Enter the choice to commit yourself to self-discovery and self-awareness. The intention and the subsequent grit you must exert to get out from under unhealthy patterns, conditioning, beliefs, attitudes and more. And while it is easy to believe that the way out is the name of the game, at its very heart, any attempts you make in this regard are always about, a way in. But because the suffering can be so all encompassing, this is an easy thing to miss, leaving us to believe that the point is to get away from something, when in fact, we are really trying to find our way back in to something.

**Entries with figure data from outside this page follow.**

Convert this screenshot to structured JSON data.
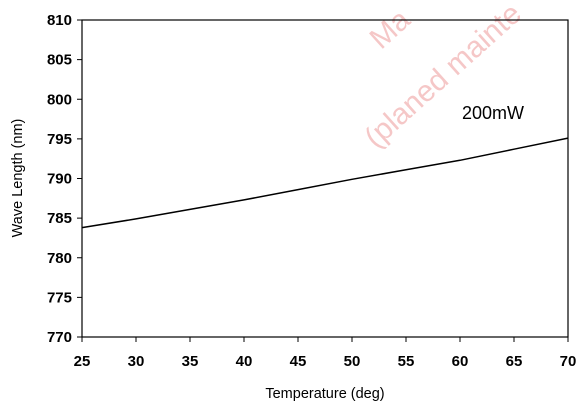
{
  "chart_data": {
    "type": "line",
    "title": "",
    "xlabel": "Temperature (deg)",
    "ylabel": "Wave Length (nm)",
    "xlim": [
      25,
      70
    ],
    "ylim": [
      770,
      810
    ],
    "xticks": [
      "25",
      "30",
      "35",
      "40",
      "45",
      "50",
      "55",
      "60",
      "65",
      "70"
    ],
    "yticks": [
      "810",
      "805",
      "800",
      "795",
      "790",
      "785",
      "780",
      "775",
      "770"
    ],
    "grid": false,
    "series": [
      {
        "name": "200mW",
        "color": "#000000",
        "x": [
          25,
          30,
          35,
          40,
          45,
          50,
          55,
          60,
          65,
          70
        ],
        "y": [
          783.8,
          784.9,
          786.1,
          787.3,
          788.6,
          789.9,
          791.1,
          792.3,
          793.7,
          795.1
        ]
      }
    ],
    "annotations": [
      "200mW"
    ]
  },
  "watermark": {
    "lines": [
      "Ma",
      "(planed mainte"
    ]
  }
}
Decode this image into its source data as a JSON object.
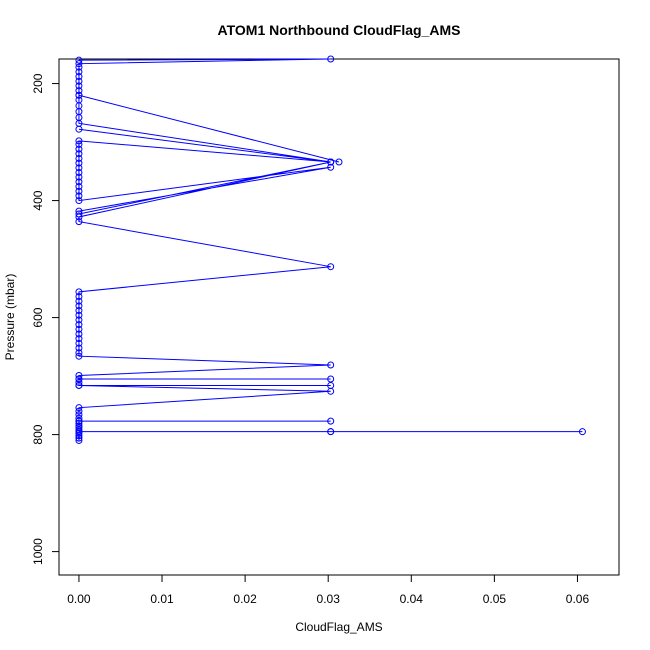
{
  "chart_data": {
    "type": "line",
    "title": "ATOM1 Northbound CloudFlag_AMS",
    "xlabel": "CloudFlag_AMS",
    "ylabel": "Pressure (mbar)",
    "xlim": [
      -0.0024,
      0.065
    ],
    "ylim": [
      1040,
      158
    ],
    "y_reversed": true,
    "x_ticks": [
      0.0,
      0.01,
      0.02,
      0.03,
      0.04,
      0.05,
      0.06
    ],
    "x_tick_labels": [
      "0.00",
      "0.01",
      "0.02",
      "0.03",
      "0.04",
      "0.05",
      "0.06"
    ],
    "y_ticks": [
      200,
      400,
      600,
      800,
      1000
    ],
    "y_tick_labels": [
      "200",
      "400",
      "600",
      "800",
      "1000"
    ],
    "grid": false,
    "legend": "none",
    "series": [
      {
        "color": "#0000ff",
        "marker": "open-circle",
        "line": true,
        "points": [
          [
            0,
            810
          ],
          [
            0,
            806
          ],
          [
            0,
            802
          ],
          [
            0,
            798
          ],
          [
            0,
            795
          ],
          [
            0.0303,
            795
          ],
          [
            0.0303,
            795
          ],
          [
            0.0606,
            795
          ],
          [
            0,
            795
          ],
          [
            0,
            792
          ],
          [
            0,
            788
          ],
          [
            0,
            785
          ],
          [
            0,
            781
          ],
          [
            0,
            777
          ],
          [
            0.0303,
            777
          ],
          [
            0,
            777
          ],
          [
            0,
            772
          ],
          [
            0,
            766
          ],
          [
            0,
            760
          ],
          [
            0,
            754
          ],
          [
            0.0303,
            726
          ],
          [
            0,
            716
          ],
          [
            0.0303,
            716
          ],
          [
            0,
            716
          ],
          [
            0,
            711
          ],
          [
            0,
            705
          ],
          [
            0.0303,
            705
          ],
          [
            0,
            705
          ],
          [
            0,
            699
          ],
          [
            0.0303,
            681
          ],
          [
            0,
            666
          ],
          [
            0,
            660
          ],
          [
            0,
            652
          ],
          [
            0,
            644
          ],
          [
            0,
            636
          ],
          [
            0,
            628
          ],
          [
            0,
            620
          ],
          [
            0,
            612
          ],
          [
            0,
            604
          ],
          [
            0,
            596
          ],
          [
            0,
            588
          ],
          [
            0,
            580
          ],
          [
            0,
            572
          ],
          [
            0,
            564
          ],
          [
            0,
            556
          ],
          [
            0.0303,
            513
          ],
          [
            0,
            436
          ],
          [
            0,
            428
          ],
          [
            0.0303,
            334
          ],
          [
            0,
            423
          ],
          [
            0,
            418
          ],
          [
            0.0303,
            343
          ],
          [
            0,
            400
          ],
          [
            0,
            392
          ],
          [
            0,
            384
          ],
          [
            0,
            376
          ],
          [
            0,
            368
          ],
          [
            0,
            360
          ],
          [
            0,
            352
          ],
          [
            0,
            344
          ],
          [
            0,
            336
          ],
          [
            0,
            328
          ],
          [
            0,
            320
          ],
          [
            0,
            312
          ],
          [
            0,
            304
          ],
          [
            0,
            298
          ],
          [
            0.0303,
            334
          ],
          [
            0,
            278
          ],
          [
            0.0303,
            334
          ],
          [
            0,
            268
          ],
          [
            0,
            258
          ],
          [
            0,
            248
          ],
          [
            0,
            238
          ],
          [
            0,
            228
          ],
          [
            0,
            220
          ],
          [
            0.0313,
            334
          ],
          [
            0,
            220
          ],
          [
            0,
            212
          ],
          [
            0,
            204
          ],
          [
            0,
            196
          ],
          [
            0,
            188
          ],
          [
            0,
            180
          ],
          [
            0,
            172
          ],
          [
            0,
            166
          ],
          [
            0.0303,
            158
          ],
          [
            0,
            160
          ]
        ]
      }
    ]
  }
}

And while it can seem like the way out and the way in are two sides of the same coin, which they are, it matters tremendously which one you choose to focus on. For if you try and find a way out of yourself and what you are experiencing, that is a vastly different orientation than trying to find your way back into yourself. The first approach contains within it the underlying belief that there is something you need to get away from; a kind of separation from something, but without giving you a place to land. The second approach implies a moving towards; a kind of finding your way back to something that already exists. A homecoming, if you will; a place that continues to be there whether you choose it or not. A way in that awaits your notice.

Which side of the coin do you tend to live on? Are you trying to get over, away from, or past the experiences of your life? Or do you find yourself moving in and towards something? Watch yourself as you go through your days. Catch the moments where you feel at odds with something and watch your attempts to get away. And if you can, wonder what it would look and feel like to find a way back in towards yourself, as opposed to looking for a way out. Maybe it means softening something that has gotten too tight in body or mind. Maybe it means a gentle smile to yourself as you acknowledge what you are up against as a human being living in a vulnerable body and a mind that just won’t quit. Maybe it means forgiving yourself; making room for all of the reasons and all of the ways that you try and escape yourself and the life you have created.

And maybe, more than anything else, it becomes a decision on your part to choose to recognize that the way in is far more interesting and far more valuable than all of the things you are trying to find a way out of.